Klev

18-549 Team 17, Spring 2015

A trainable flexible device sensor for smart homes
Electricity

Description

We aimed to create a “node” device that can be attached using adhesive to common household devices and appliances and communicate with “hub”. The node uses a magnetometer, gyroscope, and accelerometer to periodically collect data about the device to which it is attached, and use that data to tell whether the device is on, off, or in an abnormal state. It periodically sends the results to the hub device using 802.15.4. The hub, a raspberry pi 2, runs a lightweight Linux distribution, is plugged into a wall socket, and can be connected to the Internet with WiFi.
The hub stores the information from the node locally; this information is displayed through a django web-app hosted by the hub. Users can view the web-app and “train” a device by turning the appliance off, and telling the web app that the device is off, then turning it on, and telling the the app when the device is on.
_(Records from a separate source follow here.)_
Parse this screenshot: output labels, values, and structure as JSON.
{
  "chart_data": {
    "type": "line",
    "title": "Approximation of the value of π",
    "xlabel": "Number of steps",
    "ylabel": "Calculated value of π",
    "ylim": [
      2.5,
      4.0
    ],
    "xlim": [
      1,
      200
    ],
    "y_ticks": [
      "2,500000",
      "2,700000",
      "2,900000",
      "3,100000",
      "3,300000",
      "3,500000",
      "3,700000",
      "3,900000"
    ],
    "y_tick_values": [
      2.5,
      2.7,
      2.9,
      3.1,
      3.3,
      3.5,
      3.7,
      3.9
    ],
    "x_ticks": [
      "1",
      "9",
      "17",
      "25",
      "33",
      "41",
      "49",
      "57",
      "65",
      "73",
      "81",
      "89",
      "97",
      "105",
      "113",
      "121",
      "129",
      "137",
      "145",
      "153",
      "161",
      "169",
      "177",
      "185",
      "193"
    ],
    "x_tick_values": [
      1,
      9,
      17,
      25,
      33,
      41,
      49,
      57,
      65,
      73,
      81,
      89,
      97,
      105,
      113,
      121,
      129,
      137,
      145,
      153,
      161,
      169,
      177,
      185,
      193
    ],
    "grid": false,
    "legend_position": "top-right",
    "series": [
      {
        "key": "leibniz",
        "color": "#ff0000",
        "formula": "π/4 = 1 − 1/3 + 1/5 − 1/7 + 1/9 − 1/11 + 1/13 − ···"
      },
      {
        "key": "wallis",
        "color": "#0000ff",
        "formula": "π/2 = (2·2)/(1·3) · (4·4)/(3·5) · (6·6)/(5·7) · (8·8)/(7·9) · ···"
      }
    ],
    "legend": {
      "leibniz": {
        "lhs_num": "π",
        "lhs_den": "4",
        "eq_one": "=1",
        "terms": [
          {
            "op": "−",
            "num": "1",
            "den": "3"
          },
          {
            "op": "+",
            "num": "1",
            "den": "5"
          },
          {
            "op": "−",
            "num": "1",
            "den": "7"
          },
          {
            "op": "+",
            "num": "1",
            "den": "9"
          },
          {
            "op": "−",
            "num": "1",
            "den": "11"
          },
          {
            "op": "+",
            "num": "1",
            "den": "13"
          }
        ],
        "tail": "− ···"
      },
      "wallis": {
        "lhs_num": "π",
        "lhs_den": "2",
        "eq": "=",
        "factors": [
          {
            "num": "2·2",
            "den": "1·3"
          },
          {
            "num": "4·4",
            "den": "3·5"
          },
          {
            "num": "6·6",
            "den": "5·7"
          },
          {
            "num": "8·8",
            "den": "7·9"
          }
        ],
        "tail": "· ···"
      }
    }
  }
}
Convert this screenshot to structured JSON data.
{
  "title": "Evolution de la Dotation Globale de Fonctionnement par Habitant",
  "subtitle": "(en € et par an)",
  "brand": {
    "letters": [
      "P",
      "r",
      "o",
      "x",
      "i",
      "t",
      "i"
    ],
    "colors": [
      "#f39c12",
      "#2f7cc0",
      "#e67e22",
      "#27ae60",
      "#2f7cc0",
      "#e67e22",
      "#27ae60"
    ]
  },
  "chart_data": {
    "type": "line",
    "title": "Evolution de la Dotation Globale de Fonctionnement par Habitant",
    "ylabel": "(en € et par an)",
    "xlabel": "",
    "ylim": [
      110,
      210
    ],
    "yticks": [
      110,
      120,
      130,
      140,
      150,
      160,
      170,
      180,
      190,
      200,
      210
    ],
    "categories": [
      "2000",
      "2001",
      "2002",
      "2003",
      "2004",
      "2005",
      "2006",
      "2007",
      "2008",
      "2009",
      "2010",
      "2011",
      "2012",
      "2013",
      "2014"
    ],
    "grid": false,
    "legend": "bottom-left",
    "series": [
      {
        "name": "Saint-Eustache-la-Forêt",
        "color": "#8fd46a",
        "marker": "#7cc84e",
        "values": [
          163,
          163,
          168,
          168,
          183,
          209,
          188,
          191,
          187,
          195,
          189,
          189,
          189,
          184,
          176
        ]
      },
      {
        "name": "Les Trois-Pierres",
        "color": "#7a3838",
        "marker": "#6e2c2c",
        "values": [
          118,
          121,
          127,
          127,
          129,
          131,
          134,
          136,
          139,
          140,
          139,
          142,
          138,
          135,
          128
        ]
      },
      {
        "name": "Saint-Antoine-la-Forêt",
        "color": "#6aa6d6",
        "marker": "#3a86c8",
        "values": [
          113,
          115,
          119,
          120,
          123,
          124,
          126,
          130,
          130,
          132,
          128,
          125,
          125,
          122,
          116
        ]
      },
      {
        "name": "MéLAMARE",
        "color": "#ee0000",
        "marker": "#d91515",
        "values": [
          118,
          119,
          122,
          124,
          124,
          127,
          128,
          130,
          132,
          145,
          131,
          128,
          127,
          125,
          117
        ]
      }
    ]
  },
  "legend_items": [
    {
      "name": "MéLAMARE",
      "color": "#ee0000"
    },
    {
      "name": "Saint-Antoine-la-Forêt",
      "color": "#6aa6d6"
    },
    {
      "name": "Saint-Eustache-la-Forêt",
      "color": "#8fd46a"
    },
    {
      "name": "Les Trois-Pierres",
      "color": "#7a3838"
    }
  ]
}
Once the training is performed, the user can check the web-app to view current device states, state-history for a given device, and more general device information such as model number or location.

About

Team Klev is based in Pittsburgh, PA. We're one of many teams developing innovative embedded systems on behalf of Carnegie Mellon University's senior Electrical & Computer Engineering capstone course: 18-549: Embedded System Design taught by Dr. Anthony Rowe .

Abstract

Existing state-recognizing sensor systems transmit their raw sensor data to another more powerful system in order to process and classify the data. Klev is an alternate solution which bundles the sensor with a processor powerful enough to classify the data using machine learning techniques (SVM), but power efficient enough to last longer than the competing products which constantly transmit data.

Motivation

As the idea of a "Smart Home" becomes a reality, easy-to-use sensor arrays will allow homeowners to better customize their homes. Currently, sensor arrays require pre-defined rules to effectively monitor device state. Users will be able to train Klev to monitor device states the need for programmatic skills.